The gate is the load-bearing wall
This is the part almost everyone underweights, and it's the reason loop engineering is worth taking seriously rather than treating as a productivity hack.
I've written before that you should never let the agent grade its own work. Loop engineering is why that argument matters. A loop is, mechanically, a machine for repeating an action until a check passes, so the check is the entire game. The sharpest line in the recent argument about all this came not from an essay but from a reply in the thread: a loop with nothing in it that can push back is just the model ratifying its own first answer, over and over.
That gives you a clean way to grade your own loops.
Deterministic gates (tests, types, compilation, schema validation) are strong because they sit outside the model and cannot be charmed. The code runs or it doesn't.
Non-deterministic gates (an LLM reviewer checking against a rubric) are sometimes unavoidable, for things like prose quality or design taste. But they are only as good as the rubric is specific and only as trustworthy as the judge is independent. A vague rubric is a gate that looks like it says no and actually says yes.
So the engineering instinct should be: push as much verification as you can onto deterministic checks at the boundary of the loop, and let the model be creative only on the inside. The general principle behind it is short enough to keep on a sticky note: the integrity of a loop is exactly the strength of its weakest gate. You do not make an agent reliable by reaching for a smarter model. You make it reliable by engineering the loop that contains it.
Loop smells
Four anti-patterns. Once you've named them, you see them everywhere.
- The self-grading loop. The actor and the gate are the same model judging its own output. It will converge, on its own opinion of "done."
- The unbounded loop. No iteration budget, no token ceiling, no escalation. It works in the demo and burns money in the dark.
- The mega-prompt in a trench coat. One enormous prompt asked to do everything in a single pass, called a "system" because it's long. There's no loop in it (no act, observe, decide, repeat), so there's nothing to verify and nothing to recover from.
- The soft gate. A gate that checks the cheap thing instead of the real one: that the code compiles rather than that it's correct, that the output matches a format rather than the goal. A loop optimizes the gate in front of it, not the goal in your head. Weak tests buy you a system that is confidently passing weak tests.
What it costs
Loop engineering is not free; it relocates the work rather than removing it. Three costs come with the territory.

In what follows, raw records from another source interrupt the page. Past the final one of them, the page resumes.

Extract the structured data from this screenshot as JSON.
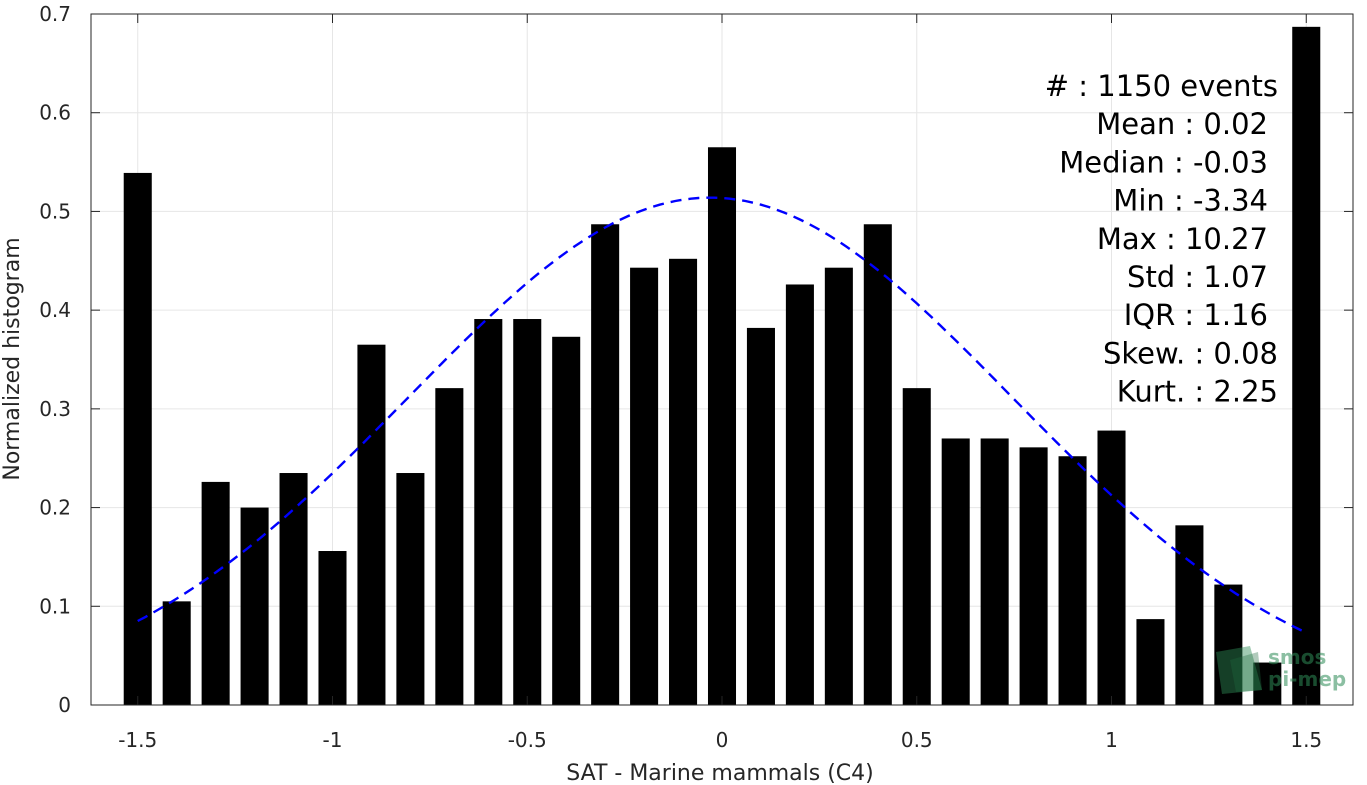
{
  "chart_data": {
    "type": "bar",
    "title": "",
    "xlabel": "SAT - Marine mammals (C4)",
    "ylabel": "Normalized histogram",
    "xlim": [
      -1.62,
      1.62
    ],
    "ylim": [
      0,
      0.7
    ],
    "grid": true,
    "xticks": [
      -1.5,
      -1,
      -0.5,
      0,
      0.5,
      1,
      1.5
    ],
    "xtick_labels": [
      "-1.5",
      "-1",
      "-0.5",
      "0",
      "0.5",
      "1",
      "1.5"
    ],
    "yticks": [
      0,
      0.1,
      0.2,
      0.3,
      0.4,
      0.5,
      0.6,
      0.7
    ],
    "ytick_labels": [
      "0",
      "0.1",
      "0.2",
      "0.3",
      "0.4",
      "0.5",
      "0.6",
      "0.7"
    ],
    "bar_color": "#000000",
    "x": [
      -1.5,
      -1.4,
      -1.3,
      -1.2,
      -1.1,
      -1.0,
      -0.9,
      -0.8,
      -0.7,
      -0.6,
      -0.5,
      -0.4,
      -0.3,
      -0.2,
      -0.1,
      0.0,
      0.1,
      0.2,
      0.3,
      0.4,
      0.5,
      0.6,
      0.7,
      0.8,
      0.9,
      1.0,
      1.1,
      1.2,
      1.3,
      1.4,
      1.5
    ],
    "values": [
      0.539,
      0.105,
      0.226,
      0.2,
      0.235,
      0.156,
      0.365,
      0.235,
      0.321,
      0.391,
      0.391,
      0.373,
      0.487,
      0.443,
      0.452,
      0.565,
      0.382,
      0.426,
      0.443,
      0.487,
      0.321,
      0.27,
      0.27,
      0.261,
      0.252,
      0.278,
      0.087,
      0.182,
      0.122,
      0.043,
      0.687
    ],
    "fit": {
      "type": "normal",
      "mean": -0.03,
      "std": 0.775,
      "peak": 0.514,
      "x_range": [
        -1.5,
        1.5
      ],
      "color": "#0000ff",
      "style": "dashed"
    },
    "annotation_lines": [
      "#  : 1150 events",
      "Mean : 0.02",
      "Median : -0.03",
      "Min : -3.34",
      "Max : 10.27",
      "Std : 1.07",
      "IQR : 1.16",
      "Skew. : 0.08",
      "Kurt. : 2.25"
    ]
  },
  "logo": {
    "line1": "smos",
    "line2": "pi-mep",
    "color": "#2e8b57"
  }
}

Tokens. Unattended loops spend money unattended, and a loose gate that lets a loop run for hours is the expensive version of failure.
Correctness. The loop optimizes the gate, so a weak gate produces work that is verified and wrong, which is worse than work that is obviously broken, because nothing flags it.
Comprehension debt. When a loop ships code while you sleep, you wake up responsible for a system you have never read. The teams that come out ahead use loops to accelerate their own understanding; the ones that fall behind use them to avoid it.
The discipline, in one line
Prompt engineering was about talking to the model. Context engineering was about what the model knows. Loop engineering is about what the model is allowed to do when you are not watching, and that is the question that decides whether an agentic system is a toy or a piece of infrastructure.
The slogan version (stop prompting, start looping) is right but incomplete, because it says what to stop and not what to do well. Doing it well comes down to one discipline that's easy to state and hard to hold: put something in every loop that can tell the model no, and mean it.